The hardest part of teaching spoken English is that students have nothing to say
I don't know how much this applies in other countries
One of the things I do when teaching English is to read the quote on a quote of the day website, and then make sure my students understand it. It’s a great way to expand their knowledge, and start to develop their ability to move between the specific and the abstract.
And boy do they need practice on these things! I have a group of teenagers (about 14) at the moment, who need to improve their English very fast. I’m pretty confident about improving their reading and listening, but speaking tough. Part of the reason is that they just have nothing to say. Between Chinese schools that train you to speak only in officially approved Correctitudes, and TikTok that teaches all zingers, all the time, I’ve never heard these boys put together a coherent idea or even sentence.
Today our quote of the day was: “Put your heart, mind, and soul into even your smallest acts. This is the secret of success.” (This is a nice quote: anodyne enough that the conversation isn’t going to get too spicy for the classroom, but with plenty of room to dig out examples and discuss.) The boys’ reaction was particularly comical. I start off with: do you agree. Oh, yes, they all said. Can you give me an example? Boy A worked hard at his homework and got a high grade. (The student wasn’t as grammatical as that, but I’m focused on the content here.)
But, I put to them, is that really THE secret to success? (Blank faces) Like, the ONLY secret to success? Realising what answer I want, they quickly manage to blurt out, no! Talent! Boy B is talented at computer games. Cue a sidebar on what success means - I’m not really convinced that being good at a computer game counts as success. But OK, yes, you got the message and worked out that there was space for disagreement here… Anything else we could disagree with?
No.
Some people think, I desperately prompt, that actually you shouldn’t put your heart into everything; you should focus on the important things. Oh, yes! they reply. That’s definitely right…

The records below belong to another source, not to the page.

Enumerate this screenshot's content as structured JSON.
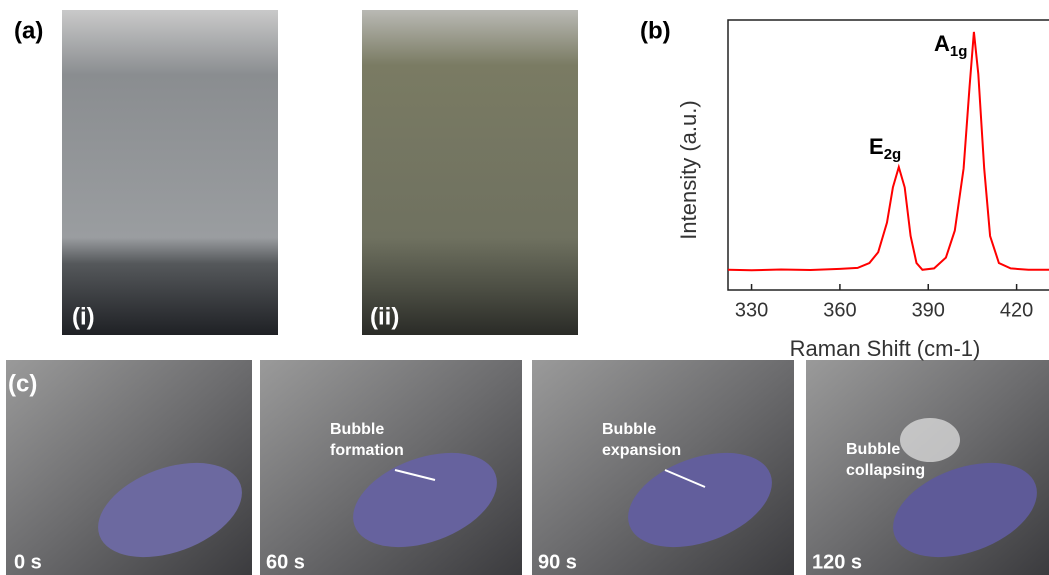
{
  "panel_a": {
    "label": "(a)",
    "images": [
      {
        "label": "(i)"
      },
      {
        "label": "(ii)"
      }
    ]
  },
  "chart_data": {
    "type": "line",
    "panel_label": "(b)",
    "xlabel": "Raman Shift (cm-1)",
    "ylabel": "Intensity (a.u.)",
    "x": [
      322,
      330,
      340,
      350,
      360,
      366,
      370,
      373,
      376,
      378,
      380,
      382,
      384,
      386,
      388,
      392,
      396,
      399,
      402,
      404,
      405.5,
      407,
      409,
      411,
      414,
      418,
      424,
      431
    ],
    "series": [
      {
        "color": "#ff0000",
        "values": [
          7.5,
          7.3,
          7.6,
          7.4,
          7.8,
          8.2,
          10,
          14,
          25,
          38,
          45.5,
          38,
          20,
          10,
          7.5,
          8,
          12,
          22,
          45,
          75,
          95.6,
          80,
          45,
          20,
          10,
          8,
          7.5,
          7.5
        ]
      }
    ],
    "xlim": [
      322,
      431
    ],
    "xticks": [
      330,
      360,
      390,
      420
    ],
    "ylim": [
      0,
      100
    ],
    "annotations": [
      {
        "text": "E",
        "sub": "2g"
      },
      {
        "text": "A",
        "sub": "1g"
      }
    ]
  },
  "panel_c": {
    "label": "(c)",
    "frames": [
      {
        "time": "0 s"
      },
      {
        "time": "60 s",
        "caption": [
          "Bubble",
          "formation"
        ]
      },
      {
        "time": "90 s",
        "caption": [
          "Bubble",
          "expansion"
        ]
      },
      {
        "time": "120 s",
        "caption": [
          "Bubble",
          "collapsing"
        ]
      }
    ]
  }
}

This would count as a mid-level conversation in my experience. I’ve had students where I couldn’t get a single answer out of them, not what colour they like, not what food they like, not where they live (they often don’t know, because they live next to daddy’s chauffeured car, and the malls that they go to are also right outside the door of daddy’s chauffeured car), not anything. And of course, at the other end of the scale, you occasionally get a student who’s bursting with ideas and says genuinely interesting things. (But not many, because those kids don’t need extra classes.)
But most students are in the middle somewhere, and I find that for Chinese students in the middle, the vast majority of ESL speaking exercises in books simply don’t work. Those exercises expect students to hold opinions on things like whether having a sister is good or not; or whether they like a particular sport; or whether they like hot weather or cold weather. And most of my students don’t seem to have opinions of that type - at least not that they can form into a full sentence. It’s not a language problem - I ask them to think of an answer in Chinese, and they can’t put together a coherent thought in their own language, either.
So one of the difficulties - the Things They Don’t Teach You in Teacher College (though I never went to teacher college) - is that you have to first find ways to put ideas into their minds before you can ask them to express those ideas in the foreign language. It’s an interesting challenge.
(Of course, I do more mechanical exercises as well, where the students have a pre-prepared grammatical form and a limited range of different nouns or verbs to insert. Those are fine, and can serve a purpose.)